Remind me to make a note with my man that I am to host a soiree soon.
Since my latest paramour would no doubt hold such a scandalous theatrical in the utmost abhorrence, I headed to the theatre on my lonesome. Quite a high stickler for the rigid rules of societal convention, my worthy country squire Sir Calvin. Much too painful to endure his disparaging criticisms of our beloved G and her dissipated high-born ways.
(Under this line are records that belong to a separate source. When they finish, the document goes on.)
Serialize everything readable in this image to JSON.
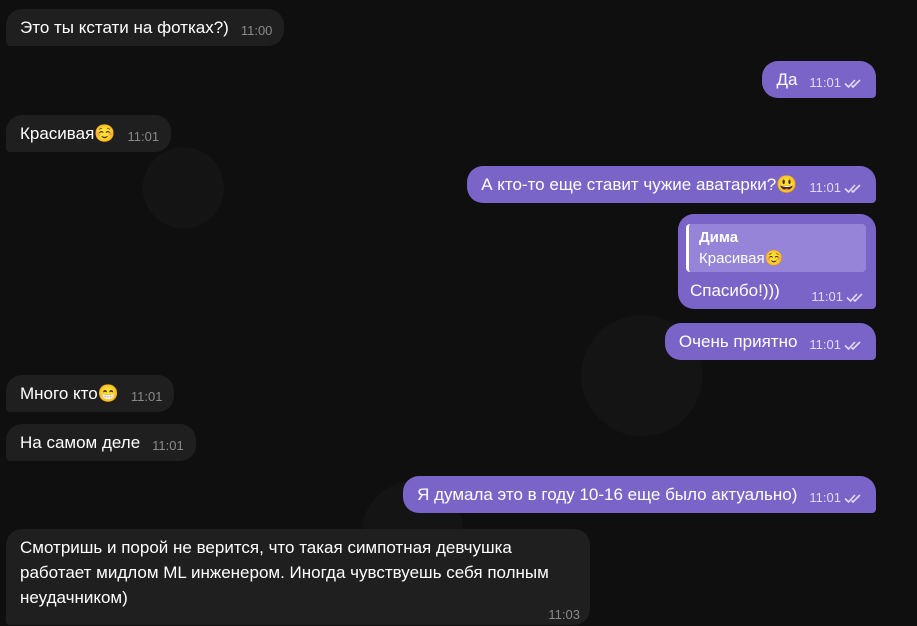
{
  "messages": [
    {
      "direction": "in",
      "text": "Это ты кстати на фотках?)",
      "emoji": "",
      "time": "11:00"
    },
    {
      "direction": "out",
      "text": "Да",
      "emoji": "",
      "time": "11:01"
    },
    {
      "direction": "in",
      "text": "Красивая",
      "emoji": "☺️",
      "time": "11:01"
    },
    {
      "direction": "out",
      "text": "А кто-то еще ставит чужие аватарки?",
      "emoji": "😃",
      "time": "11:01"
    },
    {
      "direction": "out",
      "reply": {
        "author": "Дима",
        "text": "Красивая",
        "emoji": "☺️"
      },
      "text": "Спасибо!)))",
      "emoji": "",
      "time": "11:01"
    },
    {
      "direction": "out",
      "text": "Очень приятно",
      "emoji": "",
      "time": "11:01"
    },
    {
      "direction": "in",
      "text": "Много кто",
      "emoji": "😁",
      "time": "11:01"
    },
    {
      "direction": "in",
      "text": "На самом деле",
      "emoji": "",
      "time": "11:01"
    },
    {
      "direction": "out",
      "text": "Я думала это в году 10-16 еще было актуально)",
      "emoji": "",
      "time": "11:01"
    },
    {
      "direction": "in",
      "text": "Смотришь и порой не верится, что такая симпотная девчушка работает мидлом ML инженером. Иногда чувствуешь себя полным неудачником)",
      "emoji": "",
      "time": "11:03"
    }
  ],
  "colors": {
    "incoming_bubble": "#1f1f1f",
    "outgoing_bubble": "#7a64c8",
    "background": "#0e0e0e"
  },
  "icons": {
    "read_status": "double-check-icon"
  }
}
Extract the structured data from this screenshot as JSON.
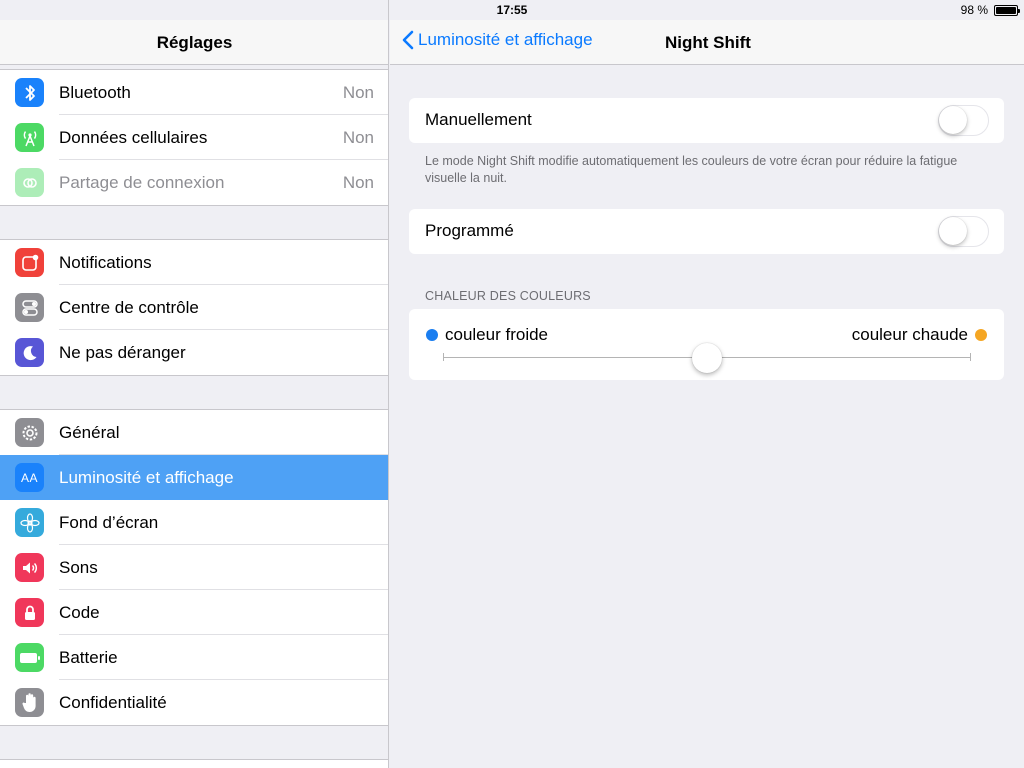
{
  "status_bar": {
    "device": "iPad",
    "time": "17:55",
    "battery": "98 %",
    "battery_level": 0.98
  },
  "sidebar": {
    "title": "Réglages",
    "groups": [
      {
        "items": [
          {
            "label": "Bluetooth",
            "value": "Non",
            "icon": "bluetooth-icon",
            "color": "#1a82fb"
          },
          {
            "label": "Données cellulaires",
            "value": "Non",
            "icon": "cellular-icon",
            "color": "#4cd964"
          },
          {
            "label": "Partage de connexion",
            "value": "Non",
            "icon": "hotspot-icon",
            "color": "#4cd964",
            "disabled": true
          }
        ]
      },
      {
        "items": [
          {
            "label": "Notifications",
            "icon": "notifications-icon",
            "color": "#f0413a"
          },
          {
            "label": "Centre de contrôle",
            "icon": "control-center-icon",
            "color": "#8e8e93"
          },
          {
            "label": "Ne pas déranger",
            "icon": "moon-icon",
            "color": "#5856d6"
          }
        ]
      },
      {
        "items": [
          {
            "label": "Général",
            "icon": "gear-icon",
            "color": "#8e8e93"
          },
          {
            "label": "Luminosité et affichage",
            "icon": "brightness-icon",
            "color": "#1a82fb",
            "selected": true,
            "icon_text": "AA"
          },
          {
            "label": "Fond d’écran",
            "icon": "wallpaper-icon",
            "color": "#35aadc"
          },
          {
            "label": "Sons",
            "icon": "speaker-icon",
            "color": "#f0375a"
          },
          {
            "label": "Code",
            "icon": "lock-icon",
            "color": "#f0375a"
          },
          {
            "label": "Batterie",
            "icon": "battery-icon",
            "color": "#4cd964"
          },
          {
            "label": "Confidentialité",
            "icon": "hand-icon",
            "color": "#8e8e93"
          }
        ]
      }
    ]
  },
  "detail": {
    "back_label": "Luminosité et affichage",
    "title": "Night Shift",
    "manual": {
      "label": "Manuellement",
      "on": false
    },
    "manual_footnote": "Le mode Night Shift modifie automatiquement les couleurs de votre écran pour réduire la fatigue visuelle la nuit.",
    "scheduled": {
      "label": "Programmé",
      "on": false
    },
    "temperature": {
      "section_header": "CHALEUR DES COULEURS",
      "cold_label": "couleur froide",
      "warm_label": "couleur chaude",
      "cold_color": "#1a7ef0",
      "warm_color": "#f5a623",
      "level": 0.5
    }
  },
  "colors": {
    "accent": "#0a7aff",
    "selection": "#4ea1f5"
  }
}
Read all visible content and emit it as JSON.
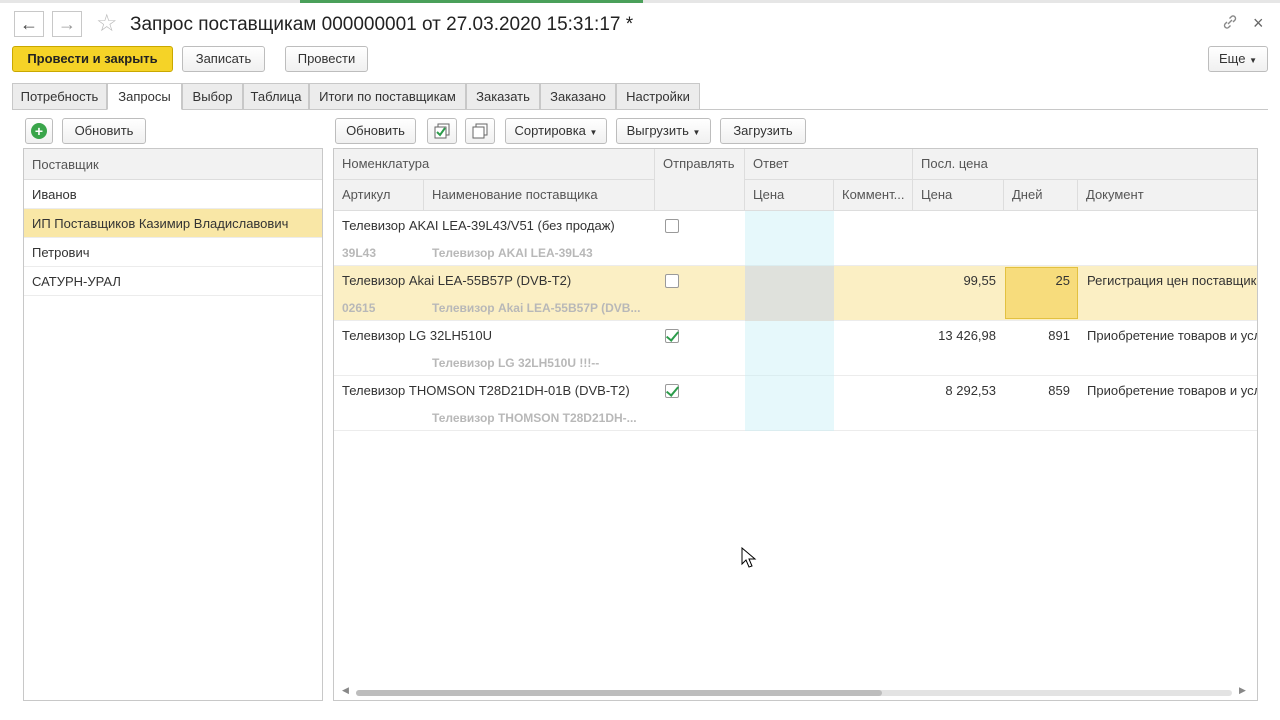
{
  "window": {
    "title": "Запрос поставщикам 000000001 от 27.03.2020 15:31:17 *",
    "back_icon": "←",
    "forward_icon": "→",
    "star_icon": "☆",
    "link_icon": "🔗",
    "close_icon": "×"
  },
  "toolbar": {
    "post_close": "Провести и закрыть",
    "save": "Записать",
    "post": "Провести",
    "more": "Еще"
  },
  "tabs": [
    "Потребность",
    "Запросы",
    "Выбор",
    "Таблица",
    "Итоги по поставщикам",
    "Заказать",
    "Заказано",
    "Настройки"
  ],
  "left": {
    "refresh": "Обновить",
    "add_icon": "+",
    "column": "Поставщик",
    "suppliers": [
      "Иванов",
      "ИП Поставщиков Казимир Владиславович",
      "Петрович",
      "САТУРН-УРАЛ"
    ]
  },
  "right_toolbar": {
    "refresh": "Обновить",
    "sort": "Сортировка",
    "export": "Выгрузить",
    "import": "Загрузить"
  },
  "table": {
    "headers": {
      "nomenclature": "Номенклатура",
      "send": "Отправлять",
      "answer": "Ответ",
      "last_price": "Посл. цена",
      "article": "Артикул",
      "supplier_name": "Наименование поставщика",
      "price": "Цена",
      "comment": "Коммент...",
      "lp_price": "Цена",
      "days": "Дней",
      "document": "Документ"
    },
    "rows": [
      {
        "name": "Телевизор AKAI LEA-39L43/V51 (без продаж)",
        "article": "39L43",
        "supplier_name": "Телевизор AKAI LEA-39L43",
        "send": false,
        "price": "",
        "days": "",
        "document": ""
      },
      {
        "name": "Телевизор Akai LEA-55B57P (DVB-T2)",
        "article": "02615",
        "supplier_name": "Телевизор Akai LEA-55B57P (DVB...",
        "send": false,
        "price": "99,55",
        "days": "25",
        "document": "Регистрация цен поставщика"
      },
      {
        "name": "Телевизор LG 32LH510U",
        "article": "",
        "supplier_name": "Телевизор LG 32LH510U !!!--",
        "send": true,
        "price": "13 426,98",
        "days": "891",
        "document": "Приобретение товаров и услуг"
      },
      {
        "name": "Телевизор THOMSON T28D21DH-01B (DVB-T2)",
        "article": "",
        "supplier_name": "Телевизор THOMSON T28D21DH-...",
        "send": true,
        "price": "8 292,53",
        "days": "859",
        "document": "Приобретение товаров и услуг"
      }
    ]
  },
  "colors": {
    "primary": "#f5d327",
    "selection": "#f9e7a6",
    "check": "#2c9c4b"
  }
}
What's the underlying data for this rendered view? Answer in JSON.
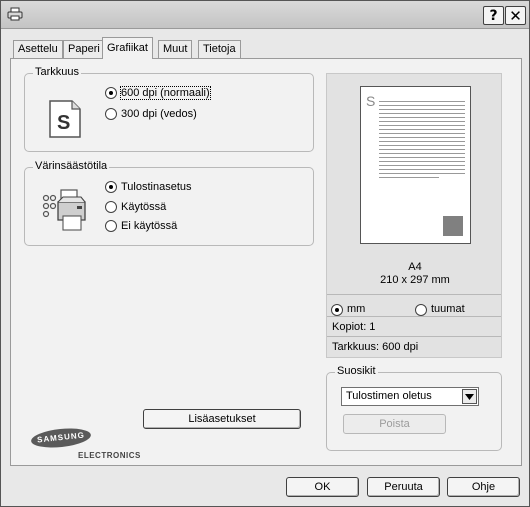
{
  "window": {
    "help_label": "?",
    "close_label": "✕",
    "icon": "printer-icon"
  },
  "tabs": [
    {
      "label": "Asettelu",
      "active": false
    },
    {
      "label": "Paperi",
      "active": false
    },
    {
      "label": "Grafiikat",
      "active": true
    },
    {
      "label": "Muut",
      "active": false
    },
    {
      "label": "Tietoja",
      "active": false
    }
  ],
  "resolution": {
    "title": "Tarkkuus",
    "icon": "samsung-s-document-icon",
    "options": [
      {
        "label": "600 dpi (normaali)",
        "selected": true
      },
      {
        "label": "300 dpi (vedos)",
        "selected": false
      }
    ]
  },
  "toner_save": {
    "title": "Värinsäästötila",
    "icon": "printer-toner-icon",
    "options": [
      {
        "label": "Tulostinasetus",
        "selected": true
      },
      {
        "label": "Käytössä",
        "selected": false
      },
      {
        "label": "Ei käytössä",
        "selected": false
      }
    ]
  },
  "preview": {
    "paper_glyph": "S",
    "paper_size": "A4",
    "paper_dims": "210 x 297 mm",
    "units": [
      {
        "label": "mm",
        "selected": true
      },
      {
        "label": "tuumat",
        "selected": false
      }
    ],
    "copies": "Kopiot: 1",
    "resolution": "Tarkkuus: 600 dpi"
  },
  "favorites": {
    "title": "Suosikit",
    "selected": "Tulostimen oletus",
    "delete_label": "Poista"
  },
  "advanced_button": "Lisäasetukset",
  "logo": {
    "brand": "SAMSUNG",
    "sub": "ELECTRONICS"
  },
  "footer": {
    "ok": "OK",
    "cancel": "Peruuta",
    "help": "Ohje"
  }
}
Not to mention our moralistic Calvin just might follow his particular discourse on the infamous vagaries of the Upper Ten Thousand with a brief lecture on my own ramshackle manners.
Appropriately titled The Duchess - leaving no one in any doubt of who it was intended for - the staged play was not of long duration, but it lasted for quite long enough to enable me to see that the discerning writers had gotten Georgiana Cavendish true to form. Even down to the last downy ostrich feather on her charmingly bewigged head. Small wonder the talented ingenue who undertook G's pivotal role was swamped by swooning admirers brimming with flattering accolades backstage.
Miss Knightley is certainly deserving of her plaudits though I was far from joining the select circle worshipping at her dainty slippered feet. One besotted suitor, a fresh pup barely out of his shortcoats, even took to likening her feet to gentle rosebuds dipped in winter frost.
My gaze wandered away however as the other players made their expected appearances. Now there was one worthy of a flowery sonnet. Fancy I should pay a particular visit to the actor who played the role of Mr Grey. Certainly a fine specimen of British manhood. A Mr Dominic Cooper? Surely an enterprising young gentleman of his calibre is in need of a devoted patron?
Surely Sir Calvin wouldn't mind me having a little harmless dalliance with the working classes?